Zone de Texte: Saint François de Sales (1567-1622), évêque de Genève, docteur de l'Église 
Introduction à la vie dévote, III, 8 


Le saint et illustre patriarche Joseph, renvoyant ses frères d'Égypte 
en la maison de son père, leur donna ce seul avis : « Ne vous courroucez 
point en chemin » (Gn 45,24). Je vous en dis de même : cette misérable vie 
n'est qu'un acheminement à la vie bienheureuse ; ne nous courrouçons donc 
point en chemin les uns avec les autres, marchons avec la troupe de nos 
frères et compagnons doucement et paisiblement. Mais je vous dis nettement 
et sans exception, ne vous courroucez point du tout, s'il est possible, et 
ne recevez aucun prétexte quel qu'il soit pour ouvrir la porte de votre 
coeur au courroux. Car saint Jacques dit tout court et sans réserve que « 
la colère de l'homme n'opère point la justice de Dieu » (1,20). Il 
faut vraiment résister au mal et réprimer les vices de ceux que nous avons 
en charge, constamment et vaillamment, mais doucement et paisiblement... 
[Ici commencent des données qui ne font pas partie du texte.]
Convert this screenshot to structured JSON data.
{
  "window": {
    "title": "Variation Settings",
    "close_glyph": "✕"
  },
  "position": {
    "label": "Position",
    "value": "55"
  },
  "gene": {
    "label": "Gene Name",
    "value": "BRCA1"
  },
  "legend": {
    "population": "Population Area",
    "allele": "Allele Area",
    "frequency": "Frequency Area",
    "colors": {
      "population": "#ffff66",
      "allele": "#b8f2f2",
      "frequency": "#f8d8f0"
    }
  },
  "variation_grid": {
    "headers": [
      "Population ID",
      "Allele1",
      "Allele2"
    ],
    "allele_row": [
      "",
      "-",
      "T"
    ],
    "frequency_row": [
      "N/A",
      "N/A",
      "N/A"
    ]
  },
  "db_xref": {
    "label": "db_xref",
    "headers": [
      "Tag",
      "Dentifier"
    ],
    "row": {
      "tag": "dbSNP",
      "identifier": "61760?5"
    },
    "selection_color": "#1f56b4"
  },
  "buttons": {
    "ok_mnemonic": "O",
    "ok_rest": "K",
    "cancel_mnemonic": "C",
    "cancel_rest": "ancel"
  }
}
On ne prise pas tant la correction qui sort de la passion, quoique accompagnée 
de raison, que celle qui n'a aucune autre origine que la raison seule. Que 
si la colère gagne la nuit et que « le soleil se couche sur notre 
ressentiment » (Ep 4,26), se convertissant en haine, il n'y a quasi plus 
moyen de s'en défaire. Car elle se nourrit de mille fausses persuasions, 
puisque jamais nul homme courroucé ne pensa son courroux être injuste. 
Il est donc mieux d'entreprendre de savoir vivre sans colère que de vouloir 
user modérément et sagement de la colère, et quand par imperfection et 
faiblesse nous nous trouvons surpris par elle, il est mieux de la repousser 
promptement que de vouloir marchander avec elle.